Di lantai dua, sebagian ruangan dan fasilitas sudah selesai dikerjakan, seperti tempat shalat, toilet umum, dan toilet khusus penyandang disabilitas. Lantai dua akan digunakan sebagai pusat layanan dan sirkulasi penumpang seluas 9.108 meter persegi. Lantai dua ini berkapasitas 17.800 orang dengan fasilitas lift dan eskalator.
Sementara itu, pembangunan di lantai tiga masih berjalan. Menurut rencana, di lantai ini akan dibangun 10 jalur kereta yang terdiri dari 6 jalur kereta api jarak jauh dan empat jalur Kereta Komuter Bogor Line.
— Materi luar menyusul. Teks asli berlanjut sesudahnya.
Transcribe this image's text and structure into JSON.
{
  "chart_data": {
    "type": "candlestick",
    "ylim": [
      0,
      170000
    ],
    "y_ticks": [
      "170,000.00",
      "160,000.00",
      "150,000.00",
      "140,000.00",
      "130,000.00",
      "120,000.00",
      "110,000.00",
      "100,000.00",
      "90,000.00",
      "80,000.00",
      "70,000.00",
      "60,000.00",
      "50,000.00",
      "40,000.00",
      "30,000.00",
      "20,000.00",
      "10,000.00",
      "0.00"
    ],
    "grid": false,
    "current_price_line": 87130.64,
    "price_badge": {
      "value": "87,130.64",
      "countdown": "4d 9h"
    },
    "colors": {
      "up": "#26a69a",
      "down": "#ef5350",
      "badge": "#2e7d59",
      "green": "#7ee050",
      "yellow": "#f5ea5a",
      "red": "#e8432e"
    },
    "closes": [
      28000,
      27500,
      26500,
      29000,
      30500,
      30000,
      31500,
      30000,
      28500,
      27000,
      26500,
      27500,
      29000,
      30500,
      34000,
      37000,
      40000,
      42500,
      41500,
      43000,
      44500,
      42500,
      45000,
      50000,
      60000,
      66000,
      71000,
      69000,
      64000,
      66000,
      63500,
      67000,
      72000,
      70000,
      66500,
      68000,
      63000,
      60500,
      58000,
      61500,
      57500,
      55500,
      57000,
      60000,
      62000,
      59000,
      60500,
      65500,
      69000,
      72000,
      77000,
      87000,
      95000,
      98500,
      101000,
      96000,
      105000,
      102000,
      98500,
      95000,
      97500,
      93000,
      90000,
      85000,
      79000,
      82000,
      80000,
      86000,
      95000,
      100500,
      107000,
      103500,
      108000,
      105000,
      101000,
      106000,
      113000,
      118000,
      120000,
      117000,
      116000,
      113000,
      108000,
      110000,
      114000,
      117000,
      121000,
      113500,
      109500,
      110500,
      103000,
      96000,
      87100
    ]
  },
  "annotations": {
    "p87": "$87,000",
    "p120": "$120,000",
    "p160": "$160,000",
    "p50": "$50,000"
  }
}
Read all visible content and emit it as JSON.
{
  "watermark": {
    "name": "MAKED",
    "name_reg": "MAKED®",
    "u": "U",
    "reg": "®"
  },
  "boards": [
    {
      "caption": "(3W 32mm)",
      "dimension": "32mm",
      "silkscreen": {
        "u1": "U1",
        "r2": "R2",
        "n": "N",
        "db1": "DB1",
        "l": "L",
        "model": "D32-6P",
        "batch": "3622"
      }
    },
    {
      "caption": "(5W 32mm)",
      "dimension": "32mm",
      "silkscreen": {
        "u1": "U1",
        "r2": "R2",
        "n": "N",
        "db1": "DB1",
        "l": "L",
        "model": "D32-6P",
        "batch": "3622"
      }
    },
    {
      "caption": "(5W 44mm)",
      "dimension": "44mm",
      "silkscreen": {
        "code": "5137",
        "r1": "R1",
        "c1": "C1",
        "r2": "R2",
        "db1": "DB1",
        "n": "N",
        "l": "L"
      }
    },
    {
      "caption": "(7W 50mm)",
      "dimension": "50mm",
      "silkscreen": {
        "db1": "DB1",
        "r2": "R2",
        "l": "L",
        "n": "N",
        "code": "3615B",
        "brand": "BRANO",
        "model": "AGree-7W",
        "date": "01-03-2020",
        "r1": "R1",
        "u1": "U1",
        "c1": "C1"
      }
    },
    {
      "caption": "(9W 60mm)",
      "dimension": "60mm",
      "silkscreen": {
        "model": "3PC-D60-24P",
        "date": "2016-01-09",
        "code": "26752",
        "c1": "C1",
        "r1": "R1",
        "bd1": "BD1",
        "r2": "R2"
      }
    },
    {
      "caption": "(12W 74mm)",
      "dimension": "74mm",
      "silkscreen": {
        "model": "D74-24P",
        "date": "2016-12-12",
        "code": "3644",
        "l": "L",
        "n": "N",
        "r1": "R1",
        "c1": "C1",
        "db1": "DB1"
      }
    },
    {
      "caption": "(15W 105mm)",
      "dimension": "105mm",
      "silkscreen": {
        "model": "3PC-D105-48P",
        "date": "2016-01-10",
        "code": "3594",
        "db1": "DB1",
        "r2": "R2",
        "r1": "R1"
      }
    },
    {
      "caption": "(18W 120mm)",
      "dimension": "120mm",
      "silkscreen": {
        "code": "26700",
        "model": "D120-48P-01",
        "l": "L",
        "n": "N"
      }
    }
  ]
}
Pembangunan Stasiun Sentral Manggarai ditargetkan selesai pada 2021. Pemerintah menganggarkan biaya Rp 3,5 triliun untuk pembangunan stasiun ini. Pada pembangunan tahap satu, biaya yang dikeluarkan Rp 2,3 triliun, dan pada tahap dua sebesar Rp 1,2 triliun.
Jumardi mengatakan, empat jalur Kereta Komuter Bogor Line ditargetkan selesai pada Desember 2019. Ia mengatakan, pada awal tahun 2020, jalur itu diupayakan sudah bisa digunakan masyarakat dari arah Bogor dan menuju Bogor.
Konsep stasiun sentral adalah mengembangkan Stasiun Manggarai sebagai pusat peralihan kereta api antarkota dan kereta api perkotaan atau commuter line. Selain itu, Stasiun Manggarai juga akan menjadi titik keberangkatan kereta api bandara menuju Bandara Soekarno-Hatta.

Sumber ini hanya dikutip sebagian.